The problem -- at least for work-from-home workers who lack a set schedule -- is that your home is filled with productivity killers. Yes, it's awesome that you can take the time to accept a package or let a contractor in during the day, but it's less awesome when you realize that you can also get tripped up by multiple possible distractions.
These aren't the only potential productivity killers in and around your home. They are, however, the ones most likely to trip you up when you're trying to take care of business.
1. Your family
It sounds awful, but your family can make it hard to be productive in so many ways. The first is that it's easy to assume that because you're home, you're available.
It's very important for you to set boundaries. This can be especially challenging if you're a parent. Yes, you may be home with a sick kid or handle school conferences and doctors' appointments. It's important, however, to make it clear to your partner (or older children) that time you take away from work will either have to be made up or result in a loss of income.
You also need to draw a hard line in the sand. Taking care of a sick child so your significant other doesn't have to take a day off may make sense, but going to a workday event at school may not. Be clear and don't let yourself be taken advantage of just because you have flexibility.

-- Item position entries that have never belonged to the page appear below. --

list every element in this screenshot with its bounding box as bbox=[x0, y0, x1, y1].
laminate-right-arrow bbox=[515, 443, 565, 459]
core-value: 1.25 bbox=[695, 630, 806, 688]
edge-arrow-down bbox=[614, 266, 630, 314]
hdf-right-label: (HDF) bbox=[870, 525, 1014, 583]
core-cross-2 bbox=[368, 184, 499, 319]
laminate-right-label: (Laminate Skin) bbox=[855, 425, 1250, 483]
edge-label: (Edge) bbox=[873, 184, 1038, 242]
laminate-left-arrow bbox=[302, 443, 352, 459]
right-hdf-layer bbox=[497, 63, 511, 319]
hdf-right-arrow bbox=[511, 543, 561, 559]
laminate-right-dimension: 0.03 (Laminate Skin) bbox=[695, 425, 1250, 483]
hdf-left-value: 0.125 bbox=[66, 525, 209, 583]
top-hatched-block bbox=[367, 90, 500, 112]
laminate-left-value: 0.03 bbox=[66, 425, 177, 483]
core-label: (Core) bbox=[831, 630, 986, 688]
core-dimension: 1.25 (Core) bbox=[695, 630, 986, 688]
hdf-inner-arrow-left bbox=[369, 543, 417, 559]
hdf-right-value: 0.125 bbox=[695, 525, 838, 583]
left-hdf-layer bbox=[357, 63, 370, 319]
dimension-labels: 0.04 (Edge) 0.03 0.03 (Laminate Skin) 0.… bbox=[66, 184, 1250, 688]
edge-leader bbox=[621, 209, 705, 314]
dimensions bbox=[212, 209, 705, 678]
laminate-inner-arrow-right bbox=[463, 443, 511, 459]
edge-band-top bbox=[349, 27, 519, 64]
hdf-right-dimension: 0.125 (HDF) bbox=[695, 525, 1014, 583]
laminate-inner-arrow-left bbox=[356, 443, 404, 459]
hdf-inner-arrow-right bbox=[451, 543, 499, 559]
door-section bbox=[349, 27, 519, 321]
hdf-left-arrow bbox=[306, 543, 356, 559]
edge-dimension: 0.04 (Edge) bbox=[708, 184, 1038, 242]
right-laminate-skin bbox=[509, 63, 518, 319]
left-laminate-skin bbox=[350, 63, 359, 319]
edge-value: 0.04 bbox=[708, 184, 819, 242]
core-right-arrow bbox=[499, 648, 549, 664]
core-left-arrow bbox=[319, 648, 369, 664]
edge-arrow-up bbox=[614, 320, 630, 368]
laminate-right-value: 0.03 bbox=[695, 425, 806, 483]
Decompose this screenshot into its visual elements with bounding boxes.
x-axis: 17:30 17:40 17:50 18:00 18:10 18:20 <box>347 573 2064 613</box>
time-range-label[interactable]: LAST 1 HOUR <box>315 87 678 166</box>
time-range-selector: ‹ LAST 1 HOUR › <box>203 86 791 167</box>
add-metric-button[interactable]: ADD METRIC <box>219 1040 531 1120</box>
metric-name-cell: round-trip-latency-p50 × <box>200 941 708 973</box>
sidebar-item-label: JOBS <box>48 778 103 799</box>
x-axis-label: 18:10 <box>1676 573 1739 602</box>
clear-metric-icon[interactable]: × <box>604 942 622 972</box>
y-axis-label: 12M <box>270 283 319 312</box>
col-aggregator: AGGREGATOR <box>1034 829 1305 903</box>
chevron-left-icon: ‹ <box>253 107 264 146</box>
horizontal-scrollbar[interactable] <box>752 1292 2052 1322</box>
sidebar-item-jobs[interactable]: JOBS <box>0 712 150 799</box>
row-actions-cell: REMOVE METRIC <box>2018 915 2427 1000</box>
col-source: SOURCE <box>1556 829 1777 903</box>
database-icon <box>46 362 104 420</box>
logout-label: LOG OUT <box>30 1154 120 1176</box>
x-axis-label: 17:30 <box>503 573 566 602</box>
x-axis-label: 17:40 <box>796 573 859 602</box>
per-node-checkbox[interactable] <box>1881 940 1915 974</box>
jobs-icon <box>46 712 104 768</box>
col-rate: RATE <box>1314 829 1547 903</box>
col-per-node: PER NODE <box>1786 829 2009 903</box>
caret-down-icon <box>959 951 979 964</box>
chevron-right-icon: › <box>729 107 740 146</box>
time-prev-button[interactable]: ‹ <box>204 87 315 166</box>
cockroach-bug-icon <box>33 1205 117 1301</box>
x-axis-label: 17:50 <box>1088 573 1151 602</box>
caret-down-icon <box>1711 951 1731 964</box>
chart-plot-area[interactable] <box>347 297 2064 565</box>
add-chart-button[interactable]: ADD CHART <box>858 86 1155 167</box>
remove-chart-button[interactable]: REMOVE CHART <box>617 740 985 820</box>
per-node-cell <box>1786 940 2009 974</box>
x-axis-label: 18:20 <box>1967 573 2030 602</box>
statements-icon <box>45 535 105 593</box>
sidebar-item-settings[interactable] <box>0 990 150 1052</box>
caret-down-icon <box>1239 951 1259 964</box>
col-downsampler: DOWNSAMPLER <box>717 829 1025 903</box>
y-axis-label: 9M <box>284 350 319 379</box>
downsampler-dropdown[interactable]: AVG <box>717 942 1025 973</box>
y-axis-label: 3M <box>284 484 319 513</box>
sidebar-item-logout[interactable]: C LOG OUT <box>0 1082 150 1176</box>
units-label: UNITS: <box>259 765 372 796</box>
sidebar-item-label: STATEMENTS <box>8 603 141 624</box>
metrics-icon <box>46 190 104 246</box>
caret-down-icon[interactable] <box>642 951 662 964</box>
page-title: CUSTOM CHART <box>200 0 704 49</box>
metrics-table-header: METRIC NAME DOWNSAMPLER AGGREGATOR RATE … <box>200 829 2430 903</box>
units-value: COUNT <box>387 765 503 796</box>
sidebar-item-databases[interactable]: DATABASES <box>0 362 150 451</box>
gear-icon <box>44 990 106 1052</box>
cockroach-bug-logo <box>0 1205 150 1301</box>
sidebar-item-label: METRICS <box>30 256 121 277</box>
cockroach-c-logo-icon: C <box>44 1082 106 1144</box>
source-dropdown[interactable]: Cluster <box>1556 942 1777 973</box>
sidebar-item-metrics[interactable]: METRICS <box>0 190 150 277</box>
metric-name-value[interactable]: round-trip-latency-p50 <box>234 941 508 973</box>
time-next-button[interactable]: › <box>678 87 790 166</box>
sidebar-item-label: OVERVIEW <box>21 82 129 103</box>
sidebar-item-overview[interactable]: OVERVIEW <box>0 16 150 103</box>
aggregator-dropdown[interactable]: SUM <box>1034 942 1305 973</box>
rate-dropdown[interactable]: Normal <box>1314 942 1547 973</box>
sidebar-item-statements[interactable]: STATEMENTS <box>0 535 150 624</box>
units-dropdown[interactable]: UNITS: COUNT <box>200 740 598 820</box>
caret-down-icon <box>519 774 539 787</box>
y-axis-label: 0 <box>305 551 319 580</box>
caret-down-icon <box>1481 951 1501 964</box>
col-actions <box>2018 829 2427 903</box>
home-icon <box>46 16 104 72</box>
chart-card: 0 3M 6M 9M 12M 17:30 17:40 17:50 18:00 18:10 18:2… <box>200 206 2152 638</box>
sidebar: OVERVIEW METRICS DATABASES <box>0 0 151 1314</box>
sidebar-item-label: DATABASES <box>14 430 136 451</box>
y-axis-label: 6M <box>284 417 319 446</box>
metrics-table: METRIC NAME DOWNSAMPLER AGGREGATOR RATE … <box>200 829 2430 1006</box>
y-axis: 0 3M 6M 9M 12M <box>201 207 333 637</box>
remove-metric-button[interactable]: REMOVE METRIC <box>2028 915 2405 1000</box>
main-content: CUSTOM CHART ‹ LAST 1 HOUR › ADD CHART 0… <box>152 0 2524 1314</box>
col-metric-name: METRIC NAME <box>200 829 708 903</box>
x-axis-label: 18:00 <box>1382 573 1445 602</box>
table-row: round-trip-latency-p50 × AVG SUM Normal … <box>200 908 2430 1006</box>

Sometimes, work-from-home situations offer too much flexibility. It's amazing that you can get up early, get your work done, and then see a movie on opening day before screenings get crowded. That situation is not so great if you skip the getting up early to get work done only in part, and then miss some hours the next day because you stayed out late.
You have to hold yourself accountable and make sure you meet your goals. That means having clear goals. Those can be hours put in, income earned, or tasks accomplished. Make a system that works for you and stick to it.
Some people will find that they can cheat but then buckle down and meet their goals. Others will find that they have to stay on a schedule, or it will be nearly impossible to get to the finish line.
3. Your work
As a work-from-home contract writer for The Motley Fool, I get paid for writing. I don't directly get paid for research, watching press conferences, conducting interviews, or doing anything else until it results in a written article. I need to do all of those things, of course, to be a good writer, but it's important to balance your prep tasks with the work you actually get paid for.
There are days when I would love to spend hours listening to earnings calls. In reality, it makes more sense to wait until a transcript comes out so I can still profit from the information without having it be a major time drain.
That's just one example of the countless ways I could go off track and do a lot of work but not produce much money. There are days when that happens, because the long-term investment of doing an interview or watching a trade show keynote will help me make more money down the line. It's very important to understand the trade-off and keep an eye on the bottom line.
Hold yourself accountable
Working from home is like dieting or going to the gym. You can only succeed if you set a metric for success and measure yourself according to it.
That does not mean you'll never slip up -- people with 9-to-5 jobs have off days, too -- it means that you will create a standard and work hard to live up to it. You may be the only person who knows when you succeed and when you fail, but it's important that you know what you're trying to accomplish so you can guard against things that may prevent you from getting there.